Designing and developing an efficient, economic and stable catalyst for photocatalytic water oxidation is a forefront topic of sustainable energy research. Herein, we rationally designed a CoP/NC (CoP nanoparticles embedded in nitrogen and carbon matrices) nanocube catalysts via a pyrolysis phosphidation strategy derived from Co-Co/PB (Co-Co prussian blue) MOF-based precursor, which was employed as a robust heterogeneous catalyst for photocatalytic water oxidation for the first time. The TEM and SEM tests exhibit that Co-Co/PB contributes to well-defined nanocube architecture features after phosphidation. Furthermore, the photocatalytic performance of CoP/NC nanocube catalyst was examined in photocatalytic water oxidation system using [Ru(bpy)₃]²⁺ as photosensitizer and S₂O₈²⁻ as sacrificial electron acceptor.
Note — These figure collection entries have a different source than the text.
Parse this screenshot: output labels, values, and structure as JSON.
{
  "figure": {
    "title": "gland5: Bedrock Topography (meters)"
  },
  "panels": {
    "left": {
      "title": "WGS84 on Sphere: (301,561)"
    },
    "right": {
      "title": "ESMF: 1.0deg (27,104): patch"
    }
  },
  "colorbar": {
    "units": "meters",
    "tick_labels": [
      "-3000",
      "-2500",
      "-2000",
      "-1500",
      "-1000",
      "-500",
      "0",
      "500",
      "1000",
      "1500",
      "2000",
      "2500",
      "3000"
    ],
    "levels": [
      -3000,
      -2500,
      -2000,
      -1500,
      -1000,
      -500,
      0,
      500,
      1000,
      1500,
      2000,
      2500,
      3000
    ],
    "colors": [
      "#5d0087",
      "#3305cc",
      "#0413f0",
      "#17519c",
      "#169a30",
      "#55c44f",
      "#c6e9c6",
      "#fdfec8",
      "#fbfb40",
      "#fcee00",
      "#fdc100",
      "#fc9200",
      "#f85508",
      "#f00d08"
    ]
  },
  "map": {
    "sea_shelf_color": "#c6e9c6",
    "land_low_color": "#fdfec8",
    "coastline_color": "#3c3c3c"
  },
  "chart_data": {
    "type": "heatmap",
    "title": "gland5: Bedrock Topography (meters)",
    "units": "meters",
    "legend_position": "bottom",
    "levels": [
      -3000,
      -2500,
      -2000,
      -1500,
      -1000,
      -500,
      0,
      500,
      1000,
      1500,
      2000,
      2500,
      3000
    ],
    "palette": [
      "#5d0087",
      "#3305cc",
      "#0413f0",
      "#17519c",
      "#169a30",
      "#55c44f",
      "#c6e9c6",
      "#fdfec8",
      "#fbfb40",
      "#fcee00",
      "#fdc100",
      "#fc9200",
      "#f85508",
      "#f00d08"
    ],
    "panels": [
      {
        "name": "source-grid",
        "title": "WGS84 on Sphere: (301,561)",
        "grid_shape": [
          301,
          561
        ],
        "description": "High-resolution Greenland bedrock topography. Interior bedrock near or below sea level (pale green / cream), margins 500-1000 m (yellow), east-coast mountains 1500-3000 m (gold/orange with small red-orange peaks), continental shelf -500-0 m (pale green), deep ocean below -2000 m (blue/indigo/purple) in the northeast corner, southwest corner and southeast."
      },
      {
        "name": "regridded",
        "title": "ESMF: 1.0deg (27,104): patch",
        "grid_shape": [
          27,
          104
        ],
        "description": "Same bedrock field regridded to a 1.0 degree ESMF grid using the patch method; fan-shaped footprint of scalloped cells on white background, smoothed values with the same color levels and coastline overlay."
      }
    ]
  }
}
The result shows CoP/NC has a modest high O₂ evolution rate of 901.5 mmol h⁻¹ g⁻¹, O₂ yield of 36.1%, TOF of 34.5 × 10⁻³ mol_O2 mol_metal⁻¹ s⁻¹, and quantum yield of 61.5%. Noteworthily, an amorphous CoO_x layer on CoP/NC surface was observed by HRTEM test after light reaction. The amorphous CoO_x layer and CoP form a core-shell structure ([email protected]_x), which facilitates the electron transport effectively. Additionally, the CoP/NC nanocube catalyst shows good electrocatalytic oxygen evolution performance, which has a higher current density and smaller Tafel slope than CoS₂/NC and Co₃O₄/NC derived from the same precursor of Co-Co/PB with CoP/NC. This strategy of using prussian blue analogue as template to create metal phosphide will provide a platform for exploring highly efficient and stable catalysts for energy conversion reactions.

设计和开发一种高效，经济，稳定的光催化水氧化催化剂是可持续能源研究的首要课题。在这里，我们通过基于Co-Co / PB（普鲁士蓝）的前驱体的热解磷化策略，合理设计了CoP / NC（嵌入氮和碳基质中的CoP纳米颗粒）纳米立方催化剂。首次用于光催化水氧化的强力多相催化剂。TEM和SEM测试表明，磷化后Co-Co / PB有助于明确定义的纳米立方体结构特征。此外，使用[Ru（bpy）₃ ] ²⁺在光催化水氧化系统中研究了CoP / NC纳米立方催化剂的光催化性能。作为光敏剂，S ₂ O ₈ ^2-为牺牲电子受体。结果表明，CoP / NC具有适度的高O ₂释放速率901.5 mmol h ^-1 g ^-1，O ₂产率为36.1％，TOF为34.5×10 ^-3  mol _O2 mol_金属^-1  s ^-1和量子产率61.5％。值得注意的是，光反应后，通过HRTEM测试观察到CoP / NC表面有无定形的CoO _x层。非晶态CoO _x层和CoP形成核-壳结构（[电子邮件保护] _x），从而有效地促进了电子的传输。此外，CoP / NC纳米立方体催化剂显示出良好的电催化氧释放性能，与从Co-Co / PB和CoP的相同前体衍生出的CoS ₂ / NC和Co ₃ O ₄ / NC相比，具有更高的电流密度和更小的塔菲尔斜率。/ NC。使用普鲁士蓝类似物作为模板来生成金属磷化物的这种策略将为探索用于能量转化反应的高效，稳定的催化剂提供一个平台。